Ao presidente Luiz Inácio da Silva
(PT) e sua equipe se impõe o delicado exercício de equilíbrio entre a
defesa da soberania de Estados nacionais, a precaução a respeito do precedente
intervencionista sobre a América
Latina e a necessidade de preservar as relações entre Brasília e
Washington.
Num cenário de incertezas e
inconsistências, reina a incoerência maior como traço de união entre os dois
países: o reconhecimento da vice-presidente Delcy
Rodríguez, companheira de chapa de Maduro na eleição fraudada e por isso
não reconhecida por Brasil e Estados
Unidos.
Na emergência, pode-se argumentar que a legitimação de Delcy
até então dada como ilegítima é o que se tem de mais próximo da encenação de
normalidade conveniente ao momento.

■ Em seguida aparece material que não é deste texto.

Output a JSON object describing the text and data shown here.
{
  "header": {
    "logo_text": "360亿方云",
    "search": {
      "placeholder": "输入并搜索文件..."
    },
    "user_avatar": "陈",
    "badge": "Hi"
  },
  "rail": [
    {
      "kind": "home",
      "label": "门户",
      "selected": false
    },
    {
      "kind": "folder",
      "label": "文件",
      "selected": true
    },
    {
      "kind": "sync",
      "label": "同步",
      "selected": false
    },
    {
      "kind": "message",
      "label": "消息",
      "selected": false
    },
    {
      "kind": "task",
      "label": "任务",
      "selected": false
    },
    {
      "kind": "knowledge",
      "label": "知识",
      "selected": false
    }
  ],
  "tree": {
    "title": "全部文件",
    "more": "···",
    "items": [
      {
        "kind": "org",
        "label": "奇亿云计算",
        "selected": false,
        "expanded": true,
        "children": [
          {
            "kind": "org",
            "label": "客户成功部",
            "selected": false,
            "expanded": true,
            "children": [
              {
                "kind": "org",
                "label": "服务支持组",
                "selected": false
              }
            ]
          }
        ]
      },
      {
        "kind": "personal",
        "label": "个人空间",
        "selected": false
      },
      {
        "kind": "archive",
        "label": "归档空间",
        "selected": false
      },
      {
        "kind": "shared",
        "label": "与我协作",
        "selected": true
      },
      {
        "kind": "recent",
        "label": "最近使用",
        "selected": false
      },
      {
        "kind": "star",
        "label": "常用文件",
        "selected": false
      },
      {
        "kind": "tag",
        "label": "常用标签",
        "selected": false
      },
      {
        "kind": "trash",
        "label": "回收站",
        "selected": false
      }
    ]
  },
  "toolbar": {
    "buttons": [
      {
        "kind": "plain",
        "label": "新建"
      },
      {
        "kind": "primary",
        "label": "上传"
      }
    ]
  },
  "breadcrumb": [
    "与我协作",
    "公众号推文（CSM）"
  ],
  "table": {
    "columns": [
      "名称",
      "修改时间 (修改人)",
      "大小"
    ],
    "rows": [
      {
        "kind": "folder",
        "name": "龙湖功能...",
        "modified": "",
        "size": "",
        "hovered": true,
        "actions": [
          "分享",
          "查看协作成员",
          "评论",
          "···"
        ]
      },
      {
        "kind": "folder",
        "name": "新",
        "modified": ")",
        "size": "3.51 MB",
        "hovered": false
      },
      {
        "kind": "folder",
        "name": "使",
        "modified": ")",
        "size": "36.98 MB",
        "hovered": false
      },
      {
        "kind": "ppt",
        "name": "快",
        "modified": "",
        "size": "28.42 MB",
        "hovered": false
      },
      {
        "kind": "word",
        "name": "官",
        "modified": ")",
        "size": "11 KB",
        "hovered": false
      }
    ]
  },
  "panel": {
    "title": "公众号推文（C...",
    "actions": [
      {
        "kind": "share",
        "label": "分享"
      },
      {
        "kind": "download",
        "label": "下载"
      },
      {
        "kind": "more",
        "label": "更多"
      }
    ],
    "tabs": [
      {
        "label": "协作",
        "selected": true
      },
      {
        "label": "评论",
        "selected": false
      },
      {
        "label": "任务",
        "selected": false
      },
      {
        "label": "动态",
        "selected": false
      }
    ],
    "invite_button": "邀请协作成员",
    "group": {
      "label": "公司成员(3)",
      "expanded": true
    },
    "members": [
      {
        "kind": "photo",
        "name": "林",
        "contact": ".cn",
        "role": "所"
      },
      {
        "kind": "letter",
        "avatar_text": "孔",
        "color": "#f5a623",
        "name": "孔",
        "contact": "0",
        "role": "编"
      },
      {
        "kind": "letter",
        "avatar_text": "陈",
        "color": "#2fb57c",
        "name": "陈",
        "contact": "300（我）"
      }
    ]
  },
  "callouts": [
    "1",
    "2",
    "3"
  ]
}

Rupturas seriam batatas quentes difíceis de
segurar. Tanto lá como cá.
Os americanos não teriam como sustentar a lenda da operação
pontual para captura de um criminoso e os brasileiros precisariam substituir as
análises teórico/abstratas sobre violação
de normas internacionais por condenação concreta, com nome aos bois.
As manifestações feitas até agora na ONU, no Planalto ou
nas redes digitais não citaram Donald Trump, como se a tropa que entrou
em Caracas para
extrair o ditador atuasse sem comando, por geração espontânea.
Essa ambiguidade não resistirá ao tempo nem aos
acontecimentos, que exigirão definições. O que dirá nosso governo
caso a Venezuela se transforme em colônia americana? Como vai se posicionar se
as milícias chavistas instaurarem uma guerra civil? E se, fruto de acordo
Donald-Delcy, perdurar uma ditadura consentida em troca de bons punhados de
dólares?
São temas que desafiam qualquer equilibrista a medir com
cuidado a distância entre o tombo e a corda bamba.